Remember: for much of the American public, the Bush administration’s mismanagement — its unwillingness to plan for the aftermath of the invasion, its misuse of intelligence data and its destruction of worldwide support — still need to be explicitly spelled out. Democrats should devote the next two years to convincing voters that accountability for the record levels of violence, calcifying sectarian divisions, and increasing numbers of daily casualties belongs to the White House — and, by proxy, to the Republican Party.

Otherwise, in 2008, despite years of crisis in Iraq, the usual dichotomy may well reassert itself: that Republicans are historically strong on defense, and Democrats historically weak.
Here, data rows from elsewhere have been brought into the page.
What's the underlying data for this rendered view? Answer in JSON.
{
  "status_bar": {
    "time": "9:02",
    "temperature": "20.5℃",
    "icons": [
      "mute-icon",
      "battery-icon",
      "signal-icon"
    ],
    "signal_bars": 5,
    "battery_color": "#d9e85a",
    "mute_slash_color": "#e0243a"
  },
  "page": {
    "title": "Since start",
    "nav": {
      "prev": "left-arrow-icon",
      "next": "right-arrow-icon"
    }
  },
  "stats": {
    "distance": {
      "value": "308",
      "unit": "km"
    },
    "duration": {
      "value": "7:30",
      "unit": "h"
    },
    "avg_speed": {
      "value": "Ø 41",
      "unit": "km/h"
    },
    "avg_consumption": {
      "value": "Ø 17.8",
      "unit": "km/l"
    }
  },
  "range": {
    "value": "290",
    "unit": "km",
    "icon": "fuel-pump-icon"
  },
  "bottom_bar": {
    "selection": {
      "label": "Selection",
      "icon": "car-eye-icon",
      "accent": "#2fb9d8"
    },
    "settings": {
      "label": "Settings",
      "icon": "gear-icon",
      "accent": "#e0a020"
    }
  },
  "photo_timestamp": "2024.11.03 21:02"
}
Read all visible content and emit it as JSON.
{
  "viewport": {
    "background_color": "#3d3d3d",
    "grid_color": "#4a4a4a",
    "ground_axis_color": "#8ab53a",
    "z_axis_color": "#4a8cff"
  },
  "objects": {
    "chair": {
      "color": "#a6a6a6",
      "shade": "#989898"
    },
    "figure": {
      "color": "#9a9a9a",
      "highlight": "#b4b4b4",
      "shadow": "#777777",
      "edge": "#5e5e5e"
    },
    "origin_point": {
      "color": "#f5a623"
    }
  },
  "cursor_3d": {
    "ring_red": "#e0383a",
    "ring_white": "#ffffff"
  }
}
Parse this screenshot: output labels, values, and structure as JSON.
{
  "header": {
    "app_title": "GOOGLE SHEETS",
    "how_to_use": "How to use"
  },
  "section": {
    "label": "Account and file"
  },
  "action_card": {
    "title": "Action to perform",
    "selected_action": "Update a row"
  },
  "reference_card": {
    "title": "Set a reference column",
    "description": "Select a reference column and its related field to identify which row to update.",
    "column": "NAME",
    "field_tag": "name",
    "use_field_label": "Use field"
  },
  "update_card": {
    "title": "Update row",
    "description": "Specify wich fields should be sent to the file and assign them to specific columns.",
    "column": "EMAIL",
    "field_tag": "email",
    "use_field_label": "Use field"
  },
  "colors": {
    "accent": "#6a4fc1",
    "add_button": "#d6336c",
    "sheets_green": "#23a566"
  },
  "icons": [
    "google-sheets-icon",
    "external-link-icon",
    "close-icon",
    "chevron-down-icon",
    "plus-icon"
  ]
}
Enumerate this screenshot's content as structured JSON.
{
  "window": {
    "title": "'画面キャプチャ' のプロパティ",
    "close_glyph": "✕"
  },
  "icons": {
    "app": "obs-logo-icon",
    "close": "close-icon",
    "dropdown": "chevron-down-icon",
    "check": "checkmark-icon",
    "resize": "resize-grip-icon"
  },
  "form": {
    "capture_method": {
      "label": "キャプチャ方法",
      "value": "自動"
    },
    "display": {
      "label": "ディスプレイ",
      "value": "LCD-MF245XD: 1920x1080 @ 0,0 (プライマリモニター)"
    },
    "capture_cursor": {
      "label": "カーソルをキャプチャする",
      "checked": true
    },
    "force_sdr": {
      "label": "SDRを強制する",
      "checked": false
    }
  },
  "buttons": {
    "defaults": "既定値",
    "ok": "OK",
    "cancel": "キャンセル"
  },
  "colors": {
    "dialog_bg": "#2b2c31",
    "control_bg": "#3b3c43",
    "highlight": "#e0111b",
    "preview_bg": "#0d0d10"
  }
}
The fact remains that nearly 40 years of Democratic opposition to weapons spending, calls for cuts in the Pentagon budget and backing of broad constraints on covert operations have made the party — fairly or unfairly — an easier mark than the Republicans for those seeking to find a culprit for military collapse in Iraq.

If Democrats want to consolidate their recent political gains, they cannot afford to make themselves susceptible to charges that they contributed to American defeat overseas. But one sure way for them to lay themselves open to criticism is to do what they’re doing now — tinkering with wartime policy out of public view, vote-swapping and cutting deals to accommodate competing party interests.

Rather than passing hurried and porous legislation, Democrats would do better to make their priority public documentation of the Republican failure in Iraq, while taking the time to finally devise a strong, smart, coherent stance on how they’ll handle terrorism, national security and the Middle East.

Certainly, a slower and more considered approach would give Democrats the chance to demonstrate to voters that they take seriously the threat of terrorism — that whatever Iraq policy the party adopts, it is based on recognition of this grave danger, and not on a helter-skelter rush to quiet demands from its influential antiwar wing.